Agen Terpercaya  
 
 
 
 
Pasang iklan, hanya lewat Contact Us.
Waspada penipuan iklan. Klik di sini untuk melihat daftar penipu.

DRAMA TAMAT OKASAN NO HATSU KOI - my mom's first love (racebannon)

kyokob10.jpg


OKASAN NO HATSU KOI – PART 52
(my mom's first love)
------------------------------

latte_10.jpg

“Terus, dia bilang seperti itu?” tanya Yusuke Kamiya, sambil menyeruput kopi di depan wajahnya.
“Iya, maaf kalian sudah lihat itu..... Begitu kata Abe-Sensei” jawab Marie Taniguchi, menatap lekat-lekat ke mata Yusuke yang teduh.

Marie memperhatikan pria itu dalam-dalam. Dandanannya rapi, karena baru saja pulang part time di franchise toko buku ternama. Rambutnya dipotong pendek dengan rapi dan bersih. Ada facial hair tipis yang tampaknya belum dirapihkan. Napas pria ini teratur, terstruktur, dan benar-benar maskulin.
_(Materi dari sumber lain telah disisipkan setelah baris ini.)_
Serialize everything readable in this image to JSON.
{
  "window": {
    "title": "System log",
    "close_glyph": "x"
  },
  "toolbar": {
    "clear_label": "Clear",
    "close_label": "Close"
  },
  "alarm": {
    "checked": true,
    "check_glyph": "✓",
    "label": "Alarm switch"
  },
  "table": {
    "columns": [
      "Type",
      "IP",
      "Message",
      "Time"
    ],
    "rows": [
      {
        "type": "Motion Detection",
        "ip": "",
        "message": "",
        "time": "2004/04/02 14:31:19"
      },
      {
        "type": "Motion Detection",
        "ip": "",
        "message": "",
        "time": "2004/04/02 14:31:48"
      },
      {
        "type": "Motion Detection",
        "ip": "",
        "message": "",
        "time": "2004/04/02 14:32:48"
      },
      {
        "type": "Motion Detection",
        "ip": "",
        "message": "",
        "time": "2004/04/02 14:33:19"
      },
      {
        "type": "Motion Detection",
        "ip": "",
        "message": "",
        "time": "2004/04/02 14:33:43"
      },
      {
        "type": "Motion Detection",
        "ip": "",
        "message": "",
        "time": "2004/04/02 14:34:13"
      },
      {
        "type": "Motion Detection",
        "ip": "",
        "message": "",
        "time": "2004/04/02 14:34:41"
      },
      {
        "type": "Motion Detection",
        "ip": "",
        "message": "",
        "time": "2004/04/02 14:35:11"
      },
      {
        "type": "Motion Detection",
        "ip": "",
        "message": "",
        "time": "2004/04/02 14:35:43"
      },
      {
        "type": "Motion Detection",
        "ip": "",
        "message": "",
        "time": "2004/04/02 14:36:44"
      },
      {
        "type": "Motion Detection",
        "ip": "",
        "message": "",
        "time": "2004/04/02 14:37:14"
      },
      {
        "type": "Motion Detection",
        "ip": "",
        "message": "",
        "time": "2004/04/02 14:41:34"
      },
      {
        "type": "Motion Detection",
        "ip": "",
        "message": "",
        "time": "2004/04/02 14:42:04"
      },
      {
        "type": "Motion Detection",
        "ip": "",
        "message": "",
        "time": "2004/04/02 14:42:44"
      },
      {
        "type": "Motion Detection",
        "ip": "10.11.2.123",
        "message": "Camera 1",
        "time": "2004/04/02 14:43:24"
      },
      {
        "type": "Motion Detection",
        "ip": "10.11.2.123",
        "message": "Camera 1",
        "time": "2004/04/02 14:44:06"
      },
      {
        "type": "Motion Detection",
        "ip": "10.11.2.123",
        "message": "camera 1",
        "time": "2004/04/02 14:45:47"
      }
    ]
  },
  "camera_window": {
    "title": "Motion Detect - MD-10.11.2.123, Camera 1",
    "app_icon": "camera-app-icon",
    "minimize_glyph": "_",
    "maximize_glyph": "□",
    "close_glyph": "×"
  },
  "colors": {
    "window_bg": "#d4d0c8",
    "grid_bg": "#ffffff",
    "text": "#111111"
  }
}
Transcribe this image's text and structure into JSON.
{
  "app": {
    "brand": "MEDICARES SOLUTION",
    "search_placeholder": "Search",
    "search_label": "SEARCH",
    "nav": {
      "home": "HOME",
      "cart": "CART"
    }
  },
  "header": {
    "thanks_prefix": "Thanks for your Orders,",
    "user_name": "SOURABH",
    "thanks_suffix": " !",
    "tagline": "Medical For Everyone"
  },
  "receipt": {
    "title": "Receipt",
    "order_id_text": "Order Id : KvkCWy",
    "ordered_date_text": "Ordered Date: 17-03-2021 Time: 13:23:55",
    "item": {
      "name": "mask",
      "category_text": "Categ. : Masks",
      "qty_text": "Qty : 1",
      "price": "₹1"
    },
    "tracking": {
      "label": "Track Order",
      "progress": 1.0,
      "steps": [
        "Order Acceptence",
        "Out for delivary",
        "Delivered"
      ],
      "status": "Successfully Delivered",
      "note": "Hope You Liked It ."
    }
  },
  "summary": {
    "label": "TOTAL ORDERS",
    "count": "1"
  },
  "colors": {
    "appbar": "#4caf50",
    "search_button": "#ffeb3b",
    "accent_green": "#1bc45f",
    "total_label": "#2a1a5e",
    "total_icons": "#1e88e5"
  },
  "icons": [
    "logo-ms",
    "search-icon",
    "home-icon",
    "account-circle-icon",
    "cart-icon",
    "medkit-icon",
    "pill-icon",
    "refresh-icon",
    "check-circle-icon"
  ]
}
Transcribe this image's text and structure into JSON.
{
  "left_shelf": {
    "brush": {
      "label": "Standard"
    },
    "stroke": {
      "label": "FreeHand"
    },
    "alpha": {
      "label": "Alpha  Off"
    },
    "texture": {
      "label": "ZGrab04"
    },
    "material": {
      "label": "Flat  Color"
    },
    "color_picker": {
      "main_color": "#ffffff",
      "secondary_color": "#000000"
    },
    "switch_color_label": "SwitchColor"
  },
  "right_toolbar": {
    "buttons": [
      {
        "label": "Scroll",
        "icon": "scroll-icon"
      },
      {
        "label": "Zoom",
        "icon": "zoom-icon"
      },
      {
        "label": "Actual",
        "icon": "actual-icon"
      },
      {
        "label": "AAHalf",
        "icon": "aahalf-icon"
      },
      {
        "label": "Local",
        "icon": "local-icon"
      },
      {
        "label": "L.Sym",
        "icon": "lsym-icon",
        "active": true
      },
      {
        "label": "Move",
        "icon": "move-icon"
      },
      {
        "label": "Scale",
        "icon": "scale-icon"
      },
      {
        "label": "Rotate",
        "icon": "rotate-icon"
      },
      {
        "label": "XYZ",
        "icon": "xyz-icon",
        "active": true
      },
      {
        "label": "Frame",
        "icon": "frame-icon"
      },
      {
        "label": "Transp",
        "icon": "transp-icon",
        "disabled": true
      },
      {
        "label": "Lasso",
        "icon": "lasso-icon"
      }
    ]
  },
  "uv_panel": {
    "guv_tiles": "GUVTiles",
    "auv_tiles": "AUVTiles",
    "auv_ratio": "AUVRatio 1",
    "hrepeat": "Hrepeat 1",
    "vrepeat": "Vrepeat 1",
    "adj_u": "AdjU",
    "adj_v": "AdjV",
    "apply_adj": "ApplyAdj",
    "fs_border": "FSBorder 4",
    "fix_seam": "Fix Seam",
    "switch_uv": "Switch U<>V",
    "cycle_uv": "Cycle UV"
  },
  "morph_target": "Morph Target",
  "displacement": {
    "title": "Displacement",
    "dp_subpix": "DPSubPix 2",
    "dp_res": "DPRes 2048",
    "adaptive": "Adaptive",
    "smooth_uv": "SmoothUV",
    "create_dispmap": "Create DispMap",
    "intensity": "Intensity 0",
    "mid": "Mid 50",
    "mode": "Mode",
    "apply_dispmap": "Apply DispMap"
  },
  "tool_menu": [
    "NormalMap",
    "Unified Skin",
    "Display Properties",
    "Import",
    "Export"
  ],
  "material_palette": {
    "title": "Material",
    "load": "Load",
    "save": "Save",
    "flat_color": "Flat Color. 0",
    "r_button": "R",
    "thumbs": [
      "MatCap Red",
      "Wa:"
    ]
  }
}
Tapi kalau diperhatikan lebih dekat lagi, jarinya lentik dan badannya tipis, untung tubuhnya tinggi. Tak heran, ketika dia tampil dalam persona Maria, dia benar-benar terlihat seperti perempuan yang cantik. Sehari-hari dia adalah pria tampan, tapi di panggung dia adalah wanita yang cantik.

“Berarti dia ada masalah dengan perempuan itu, siapapun dia….” Yusuke dan Marie sedang membicarakan kejadian kemarin, kejadian di mana Kana menemukan anaknya Abe-Sensei, Aoi yang tersesat di gedung Senmon Gakkou. Dan setelah dikembalikan pada orang tuanya, sang ibu langsung pergi, dalam suasana yang tidak nyaman.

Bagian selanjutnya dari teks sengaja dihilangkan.